A hawk has taken up residence in the woods to the north. Predators are a sign of a healthy environment, so my thoughts went opposite, opposite health to sickness, opposite soaring or circling to nesting. I know similes are out of fashion, but I don’t know why. Is it because their use is plentiful before this century or because they are taught in fifth grade and remind us of  novice writings or is there another reason—anyone?

Live a Little
March 14, 2012, 6:48 PM
Filed under: Three Sentence Stories

I heard a gun pop. I screamed before my throat closed on a gurgle. I rejoiced in a brief resurrection on the evening news.

We are all influenced by what we’ve read. Above, I imitate the best opening lines I know, from “No Saints or Angels” by Ivan Klima, translated by Gerald Turner:

I killed my husband last night. I used a dental drill to bore a hole in his skull. I waited to see if a dove would fly out but out came a big black crow instead.

I don’t think I succeeded in stringing together three sentences beginning with ‘I’, but it was fun to try.

March 13, 2012, 5:24 PM
Filed under: Three Sentence Stories

The patron insisted on a signature. The artist grabbed a permanent marker and scrawled his trademark, bottom right. It faded—proving that permanent markers are as temporary as marks of recognition.

I struggled with the final phrase of this story.

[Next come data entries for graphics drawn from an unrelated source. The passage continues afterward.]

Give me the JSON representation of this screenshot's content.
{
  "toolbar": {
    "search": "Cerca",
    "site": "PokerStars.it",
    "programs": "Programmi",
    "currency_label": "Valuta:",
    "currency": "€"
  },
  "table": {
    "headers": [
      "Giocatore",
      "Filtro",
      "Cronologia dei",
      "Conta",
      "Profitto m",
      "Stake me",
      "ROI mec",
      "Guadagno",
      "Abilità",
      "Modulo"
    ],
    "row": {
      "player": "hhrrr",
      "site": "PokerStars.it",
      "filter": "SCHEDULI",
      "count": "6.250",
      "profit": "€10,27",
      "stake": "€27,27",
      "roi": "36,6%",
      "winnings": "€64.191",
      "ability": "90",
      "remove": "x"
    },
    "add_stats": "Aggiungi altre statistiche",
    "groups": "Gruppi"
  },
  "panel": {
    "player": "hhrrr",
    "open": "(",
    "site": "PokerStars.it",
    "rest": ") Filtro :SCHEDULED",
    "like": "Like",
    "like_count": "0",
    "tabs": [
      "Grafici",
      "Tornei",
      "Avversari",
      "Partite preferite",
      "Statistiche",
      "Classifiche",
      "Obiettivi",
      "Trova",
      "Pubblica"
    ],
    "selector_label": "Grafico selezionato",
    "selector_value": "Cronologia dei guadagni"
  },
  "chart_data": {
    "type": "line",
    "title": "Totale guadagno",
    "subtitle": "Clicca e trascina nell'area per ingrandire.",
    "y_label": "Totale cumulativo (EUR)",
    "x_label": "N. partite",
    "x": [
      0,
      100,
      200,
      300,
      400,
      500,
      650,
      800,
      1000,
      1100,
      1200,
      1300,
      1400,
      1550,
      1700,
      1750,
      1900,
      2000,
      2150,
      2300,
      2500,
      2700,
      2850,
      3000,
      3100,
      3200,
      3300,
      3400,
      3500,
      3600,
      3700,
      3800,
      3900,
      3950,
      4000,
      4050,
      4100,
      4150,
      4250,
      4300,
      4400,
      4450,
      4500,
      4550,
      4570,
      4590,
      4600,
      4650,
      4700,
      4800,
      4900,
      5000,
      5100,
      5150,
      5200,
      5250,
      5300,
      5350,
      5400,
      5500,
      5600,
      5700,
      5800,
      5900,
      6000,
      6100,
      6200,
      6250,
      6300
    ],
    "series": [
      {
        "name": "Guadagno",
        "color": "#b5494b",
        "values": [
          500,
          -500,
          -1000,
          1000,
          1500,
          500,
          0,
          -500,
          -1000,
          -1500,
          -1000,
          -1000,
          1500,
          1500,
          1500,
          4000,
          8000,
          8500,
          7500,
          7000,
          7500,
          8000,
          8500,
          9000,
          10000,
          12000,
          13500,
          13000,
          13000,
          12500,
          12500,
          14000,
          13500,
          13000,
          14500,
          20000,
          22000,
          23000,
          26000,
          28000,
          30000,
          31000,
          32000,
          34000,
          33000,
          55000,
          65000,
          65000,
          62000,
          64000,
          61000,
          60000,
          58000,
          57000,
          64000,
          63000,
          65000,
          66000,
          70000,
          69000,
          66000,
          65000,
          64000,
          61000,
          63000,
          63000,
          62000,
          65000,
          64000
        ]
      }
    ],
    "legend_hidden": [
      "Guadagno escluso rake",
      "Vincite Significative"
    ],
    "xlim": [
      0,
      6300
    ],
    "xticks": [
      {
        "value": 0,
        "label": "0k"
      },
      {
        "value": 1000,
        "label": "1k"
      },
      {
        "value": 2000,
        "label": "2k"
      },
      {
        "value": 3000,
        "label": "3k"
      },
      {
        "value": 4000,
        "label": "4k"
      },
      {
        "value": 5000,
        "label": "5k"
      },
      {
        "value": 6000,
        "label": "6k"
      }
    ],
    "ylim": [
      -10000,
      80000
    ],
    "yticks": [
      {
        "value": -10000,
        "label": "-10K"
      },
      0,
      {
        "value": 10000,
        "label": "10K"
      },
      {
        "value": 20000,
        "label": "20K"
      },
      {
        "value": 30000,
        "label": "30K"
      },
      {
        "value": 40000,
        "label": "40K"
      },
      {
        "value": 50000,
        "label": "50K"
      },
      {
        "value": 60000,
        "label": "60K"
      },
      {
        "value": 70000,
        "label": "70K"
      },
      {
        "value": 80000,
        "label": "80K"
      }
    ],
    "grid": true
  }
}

I began with  ‘permanent markers are undependable’ and, in quick order, substituted ‘as temporary as fame,’ ‘as recognition,’ and ‘as immortality.’ None of these worked for me, not true enough, though I minded Warhol’s pithy fifteen minutes. The image of a shooting star came into my head, showing me one solution. Aren’t stars living?  When we reference stars of past eras, aren’t we recognizing their immortal gifts? The final phrase became “as temporary as stardom.” I reread all three sentences and realized the story I intended to write was about work that spoke for itself–yet the insistence of collectors against anonymity. For examples, read Etsy listings in which the artist describes the work as signed. Wouldn’t that be understood? Or if the work isn’t signed, would it matter? Either one likes it enough to buy or one doesn’t?

This is the first time I’ve discussed my process in the body of the post. Do you like this experiment?

Once More
March 12, 2012, 12:08 PM
Filed under: Three Sentence Stories

Before the time changes again, before the hour reappears, I will make many commitments to be better. Better at, better for, better with. If I don’t, how will I enjoy the sweet colors of the sunrise, today the palest of yellows?

March 11, 2012, 3:54 PM
Filed under: Three Sentence Stories

The stairs were narrow.There was no elevator. The daily trek up five flights, a toll on all relatives with groceries, was glorified for keeping Suzanne’s Parisian (bent and crotchety) grandmother spry.

March 10, 2012, 4:29 PM
Filed under: Uncategorized

I’m about to tweak my blog: lately, I’ve devoted less time to it (more on this in a coming post) resulting in a lack of variety. I’m committed to a three sentence story every day, but I’m wondering how to generate more interaction between writing visitors.  Any suggestions? What would you like to see here? Trials of a writer, or lessons learned, or critical endeavors? I’ve many loyal visitors and I want to thank you by keeping this place shiny and worth a visit. I appreciate all feedback!

Big and Little
March 10, 2012, 2:57 PM
Filed under: Three Sentence Stories

Trudy practiced her forms, punches and kicks, determined to exact precision. With a newly earned green belt in the closet, she tooled the city dressed in powerful confidence. Epiphany struck when she stood beside three massive men on the subway platform.

Intelligent Design
March 9, 2012, 7:50 PM
Filed under: Three Sentence Stories

A specially-designed squirrel-proof bird feeder was thrown out of clay, fired then glazed, filled with specially-purchased, songbird-designed seed, and hung on a steel cable. A squirrel jumped onto it, losing balance, as intended. The feeder swung against a tree and broke its lid, scattering seed for multiple squirrels.

Bat Call
March 8, 2012, 5:59 PM
Filed under: Three Sentence Stories

Bruce’s wealth initiated his exile from community. His way back in: his choices of fighting crime, of helping fellow man, of being there in the nick of time, of hero status—these ousted him among have nots. His technological ingenuity, the mask, and the cape divorced him from other haves.

March 7, 2012, 2:05 PM
Filed under: Three Sentence Stories

Teresa’s slow, methodical ways matched intent with action. That was before she met Jim. Jim threw ideas in the air, stirred anything settled, and Teresa liked to think she coped.

Another Cup
March 6, 2012, 8:32 PM
Filed under: Three Sentence Stories

Heather became addicted over dinner. Draining cups of coffee, she prolonged time spent in brilliant, witty, perfect conversations. The high was short; she needed another jolt after she bused her tray and before she sat down to homework.